Ein Tensidaustritt Bad Ditzenbach hat am Mittwoch einen größeren Feuerwehreinsatz und eine stundenlange Sperrung der B466 ausgelöst. Nach Angaben der Polizei verlor ein Tanklaster kurz vor 13 Uhr bei Bad Ditzenbach-Gosbach rund 1000 Liter eines hochkonzentrierten Reinigungsmittels. Der Stoff gelangte demnach in die Kanalisation und weiter in die Fils. In der Folge bildeten sich große Mengen Schaum, die nicht nur auf Gewässern sichtbar waren, sondern auch über Schächte und Kanaldeckel auf die Bundesstraße drückten.
Besonders betroffen war der Abschnitt der B466 zwischen Gosbach und Deggingen. Dort musste die Straße nach Polizeiangaben vollständig gesperrt werden, weil sich der Schaum bis auf die Fahrbahn ausbreitete. Die Sperrung dauerte demnach mehrere Stunden und endete erst gegen 16.15 Uhr. Damit war die wichtige Verbindung am Nachmittag längere Zeit nicht passierbar. Auslöser war ein auslaufender Stoff, der unter anderem zur Herstellung von Seife verwendet wird und wegen seiner Eigenschaften schnell sichtbare Schaumbildung verursachte.

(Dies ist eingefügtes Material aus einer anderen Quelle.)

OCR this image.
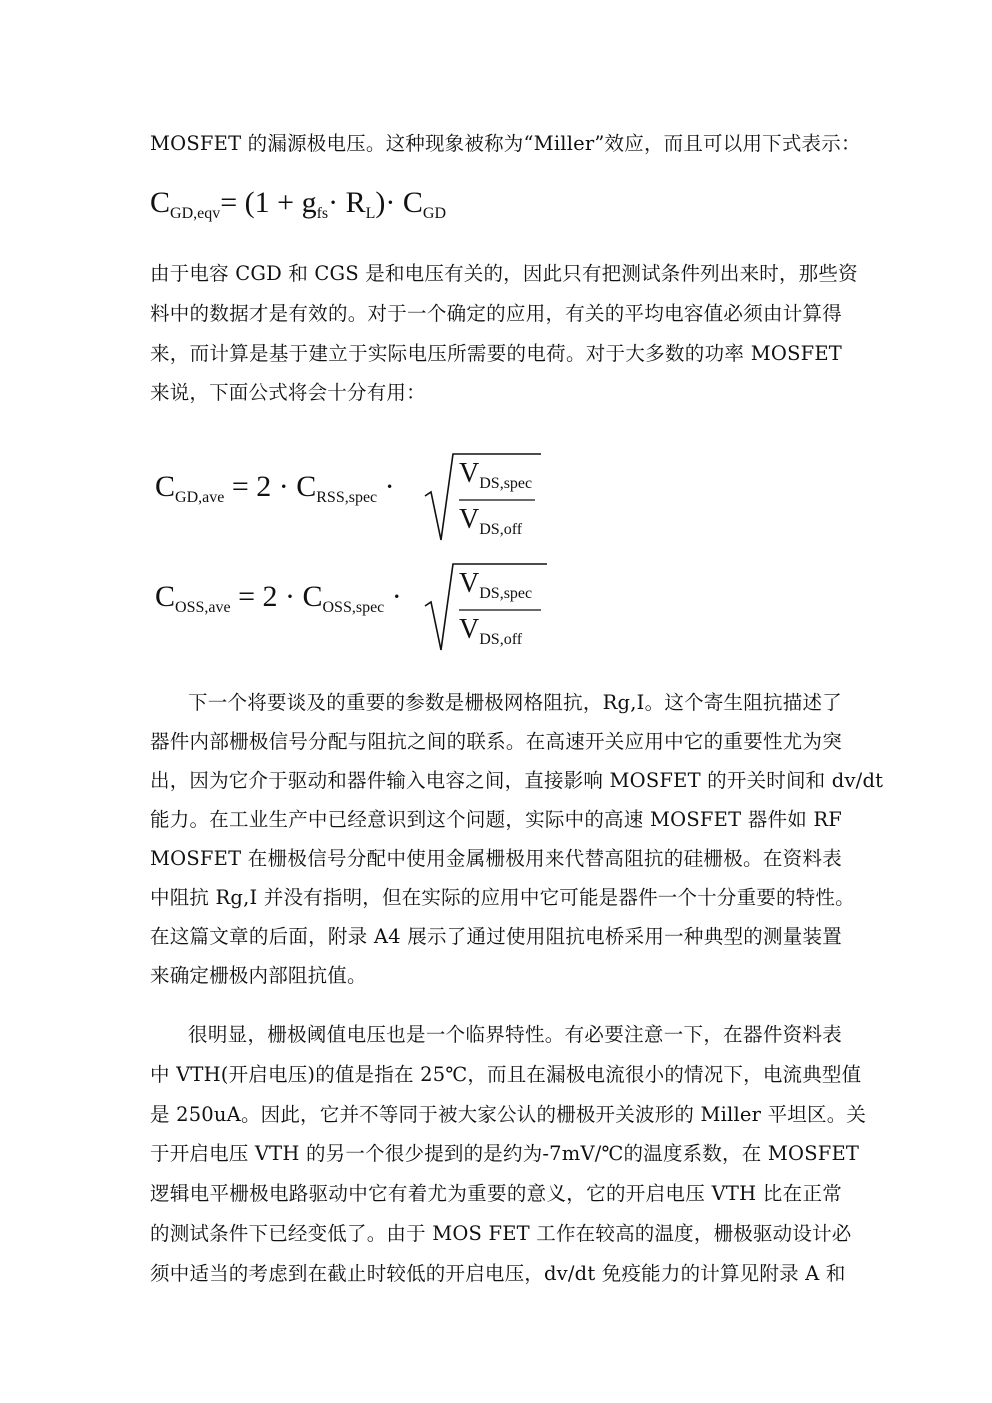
MOSFET 的漏源极电压。这种现象被称为“Miller”效应，而且可以用下式表示：
$C_{GD,eqv}= (1 + g_{fs}\cdot R_L)\cdot C_{GD}$
由于电容 CGD 和 CGS 是和电压有关的，因此只有把测试条件列出来时，那些资
料中的数据才是有效的。对于一个确定的应用，有关的平均电容值必须由计算得
来，而计算是基于建立于实际电压所需要的电荷。对于大多数的功率 MOSFET
来说，下面公式将会十分有用：
$C_{GD,ave} = 2 \cdot C_{RSS,spec} \cdot V_{DS,spec}$
$V_{DS,off}$
$C_{OSS,ave} = 2 \cdot C_{OSS,spec} \cdot V_{DS,spec}$
$V_{DS,off}$
下一个将要谈及的重要的参数是栅极网格阻抗，Rg,I。这个寄生阻抗描述了
器件内部栅极信号分配与阻抗之间的联系。在高速开关应用中它的重要性尤为突
出，因为它介于驱动和器件输入电容之间，直接影响 MOSFET 的开关时间和 dv/dt
能力。在工业生产中已经意识到这个问题，实际中的高速 MOSFET 器件如 RF
MOSFET 在栅极信号分配中使用金属栅极用来代替高阻抗的硅栅极。在资料表
中阻抗 Rg,I 并没有指明，但在实际的应用中它可能是器件一个十分重要的特性。
在这篇文章的后面，附录 A4 展示了通过使用阻抗电桥采用一种典型的测量装置
来确定栅极内部阻抗值。
很明显，栅极阈值电压也是一个临界特性。有必要注意一下，在器件资料表
中 VTH(开启电压)的值是指在 25℃，而且在漏极电流很小的情况下，电流典型值
是 250uA。因此，它并不等同于被大家公认的栅极开关波形的 Miller 平坦区。关
于开启电压 VTH 的另一个很少提到的是约为-7mV/℃的温度系数，在 MOSFET
逻辑电平栅极电路驱动中它有着尤为重要的意义，它的开启电压 VTH 比在正常
的测试条件下已经变低了。由于 MOS FET 工作在较高的温度，栅极驱动设计必
须中适当的考虑到在截止时较低的开启电压，dv/dt 免疫能力的计算见附录 A 和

Der ausgetretene Stoff gelangte nicht nur in die Kanalisation, sondern auch in die Fils und die Ditz. Deshalb waren neben der Feuerwehr auch die Straßenmeisterei und die Umweltbehörde im Einsatz. Wie die Polizei mitteilt, dauerten die Maßnahmen der Feuerwehr am Abend noch an. Spezialisten gehen nach den bisherigen Angaben davon aus, dass der Stoff in verdünnter Form für Menschen ungefährlich ist. Weil das Reinigungsmittel sehr gut wasserlöslich ist, war allerdings nicht ausgeschlossen, dass sich der Schaum noch weiter ausbreitet und bis in Richtung Geislingen sichtbar wird.
Auch wenn nach bisherigem Stand keine unmittelbare Gefahr für Menschen bestand, hatte der Vorfall spürbare Folgen für den Verkehr und die Umgebung. Der Tensidaustritt Bad Ditzenbach sorgte nicht nur vor Ort für Probleme, sondern konnte nach Einschätzung der Fachleute auch weiter flussabwärts noch zu weiterer Schaumbildung führen. Damit blieb die Lage zunächst dynamisch. Klar ist bislang vor allem: Ein Tanklaster verlor eine große Menge Reinigungsmittel, die B466 musste gesperrt werden, und Einsatzkräfte arbeiteten stundenlang daran, die Auswirkungen des Stoffaustritts zu begrenzen.